A couple weeks before departure, I reach out to our hotels to inquire about parking options. Because of limited traffic zones in the city center, you might need to purchase a permit, arrive during a certain time, or have the hotel staff meet your car upon arrival. I print all instructions, maps, and contact information before we go. There’s nothing more frustrating than trying to find that information on your phone when everyone in the car is stressed after being on tiny roads and missing street signs for three hours.
Preparing to Drive in Italy
Italians drive on the right side of the road, just like we do. Driving in Italy is not that different than driving in the United States (and it is far less intimidating than driving in Ireland). The roads are (sometimes) smaller, but they are very well maintained. (Make sure you have cash for the toll booths.) Italian drivers are aggressive in the cities (not unlike Dallas drivers), but they are not unsafe drivers. You won’t see people pulled over on the side of the road, but you do have to be wary of speed cameras. Speed is reported in kilometers per hour and it can change rapidly. (Italy is not the autobahn.) Your average rental car will be smaller than it is in the States and that’s a good thing (but be cognizant of how much luggage you bring). We’ve had a Fiat, a Jeep, and an Opel. The Fiat is my favorite thus far.
I love the Back Roads of Italy books. Not only do they include the practicalities of driving in Italy (including road signs, speed limits, etc.), but they also provide a number of suggested itineraries for different regions. It may even be where I first read about Acquacheta, which is one of my favorite restaurants in Montepulciano. I’ve never followed their itineraries to a T, but I have used it to get ideas about where I want to go and how to prioritize our time. Even if you plan to use public transportation between the cities and towns, it can give you an idea of how much time you want to spend in a particular place.

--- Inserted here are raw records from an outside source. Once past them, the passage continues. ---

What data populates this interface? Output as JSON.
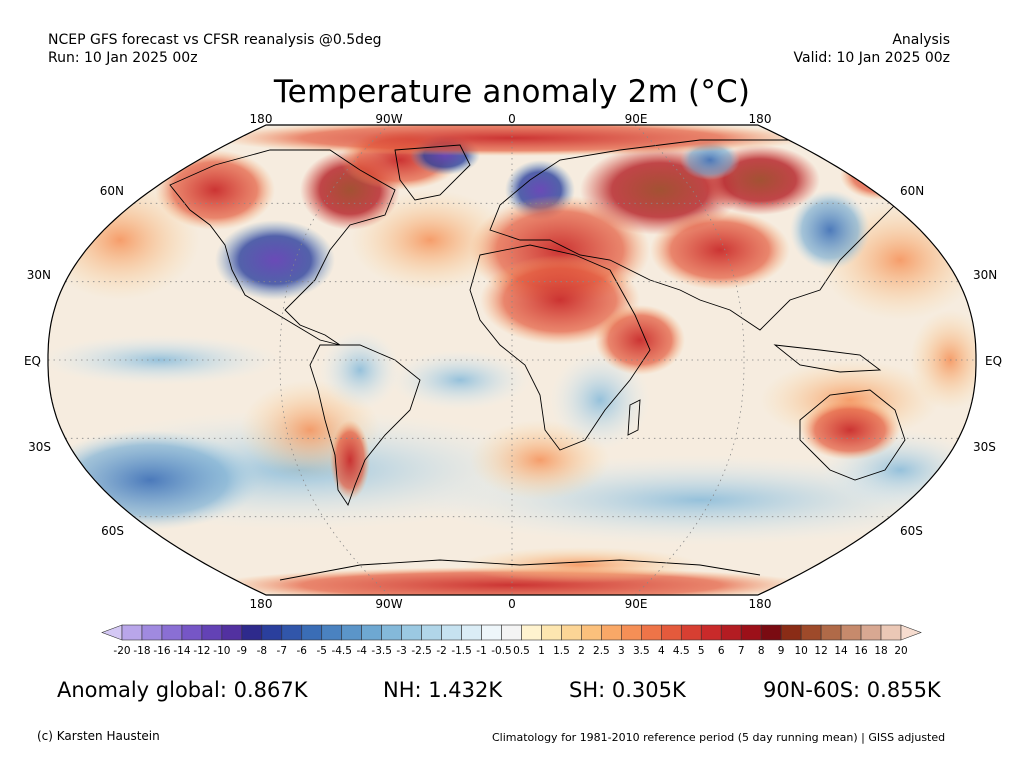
{
  "header": {
    "left_line1": "NCEP GFS forecast vs CFSR reanalysis @0.5deg",
    "left_line2": "Run: 10 Jan 2025 00z",
    "right_line1": "Analysis",
    "right_line2": "Valid: 10 Jan 2025 00z"
  },
  "title": "Temperature anomaly 2m (°C)",
  "map": {
    "projection": "robinson",
    "lon_labels_top": [
      "180",
      "90W",
      "0",
      "90E",
      "180"
    ],
    "lon_labels_bottom": [
      "180",
      "90W",
      "0",
      "90E",
      "180"
    ],
    "lat_labels_left": [
      "60N",
      "30N",
      "EQ",
      "30S",
      "60S"
    ],
    "lat_labels_right": [
      "60N",
      "30N",
      "EQ",
      "30S",
      "60S"
    ]
  },
  "colorbar": {
    "labels": [
      "-20",
      "-18",
      "-16",
      "-14",
      "-12",
      "-10",
      "-9",
      "-8",
      "-7",
      "-6",
      "-5",
      "-4.5",
      "-4",
      "-3.5",
      "-3",
      "-2.5",
      "-2",
      "-1.5",
      "-1",
      "-0.5",
      "0.5",
      "1",
      "1.5",
      "2",
      "2.5",
      "3",
      "3.5",
      "4",
      "4.5",
      "5",
      "6",
      "7",
      "8",
      "9",
      "10",
      "12",
      "14",
      "16",
      "18",
      "20"
    ],
    "colors": [
      "#d4c8f4",
      "#b9a6ea",
      "#a08ae0",
      "#8a6fd4",
      "#7656c6",
      "#6342b5",
      "#5231a0",
      "#2e2a8c",
      "#2a3f9d",
      "#3156aa",
      "#3a6db6",
      "#4a82c0",
      "#5b95c9",
      "#6ea8d2",
      "#84b9da",
      "#9bc9e2",
      "#b1d6e9",
      "#c6e2f0",
      "#dbedf6",
      "#eef6fa",
      "#f4f4f4",
      "#fff3cf",
      "#fde6b0",
      "#fcd596",
      "#fbc07c",
      "#f9a867",
      "#f58f56",
      "#ee7448",
      "#e45a3c",
      "#d73f32",
      "#c92a2a",
      "#b31c22",
      "#9c1019",
      "#7a0b12",
      "#8a2c16",
      "#9e4a2a",
      "#b06a48",
      "#c68a6c",
      "#d8a892",
      "#ebc8b6",
      "#f6dccf"
    ]
  },
  "stats": {
    "global": "Anomaly global: 0.867K",
    "nh": "NH: 1.432K",
    "sh": "SH: 0.305K",
    "arctic": "90N-60S: 0.855K"
  },
  "footer": {
    "credit": "(c) Karsten Haustein",
    "climatology": "Climatology for 1981-2010 reference period (5 day running mean) | GISS adjusted"
  }
}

We travel with a TEP hotspot or a Skyroam (save 10% on yours with Skyroam promo code JOURNEYOFDOING) so we always have access to maps. This is helpful because we don’t always have cell service, but the hotspot generally works.
I think the biggest surprise to me when we first started driving in Italy is how long it takes to get anywhere. Short distances can be (will be?) long trips. It’s important to give yourself enough time. On our first trip to Tuscany, I booked a wine tasting near Arezzo. It was 30 miles away, so naturally, I thought it would take 30 minutes. Wrong. It took an hour. (Google maps did predict an hour, but I thought I knew better.) By the time we arrived (late), Tom and I were both frazzled and annoyed with each other. Not exactly the romantic sunset tour I had in mind. Renting a car in Italy forces you to slow down and it’s amazing.

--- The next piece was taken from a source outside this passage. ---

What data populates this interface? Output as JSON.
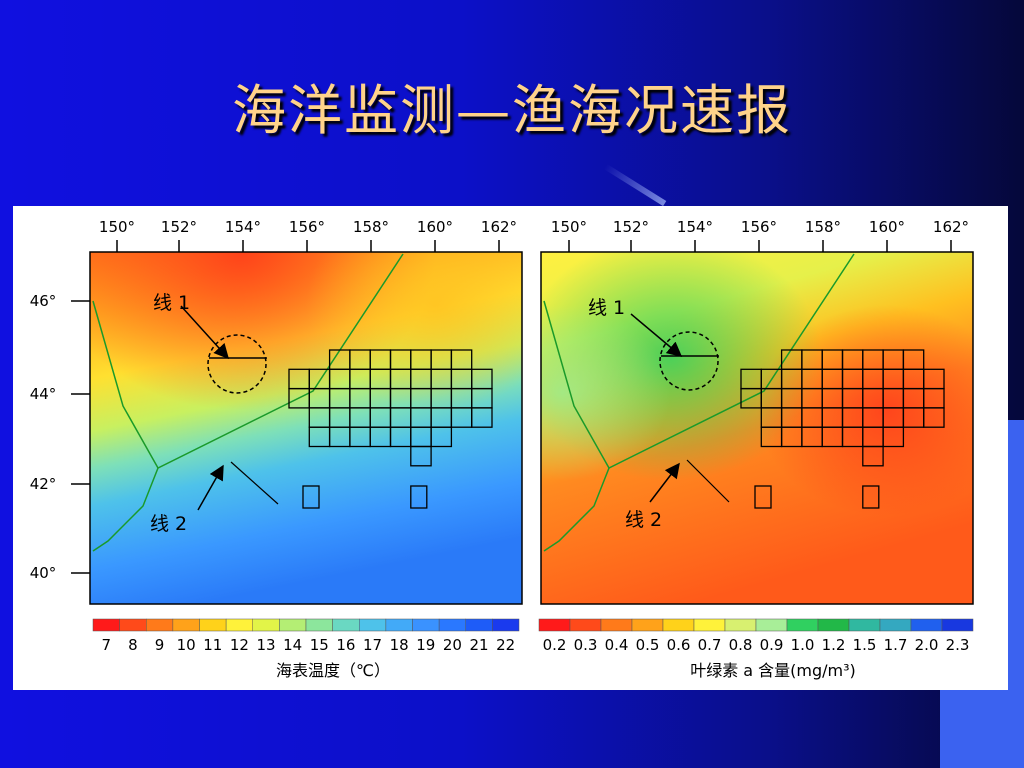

We’ve learned how to pull off the side of the road to enjoy the scenery, stop for auto grills (still hoping to make our way through some of the best ones in Plotkin’s book), and venture off the well-worn paths between Rome, Florence, and Venice. Don’t let the idea of driving in Italy keep you on the beaten path (but don’t let the beaten path keep you from visiting those amazing cities multiple times either). I think there is a lot to be gained by pairing small towns with the big cities and you can get a more accurate idea of the culture. It’s also a great way to find delicious meals and great hotels like Borgo dei Conti. What do you have to lose??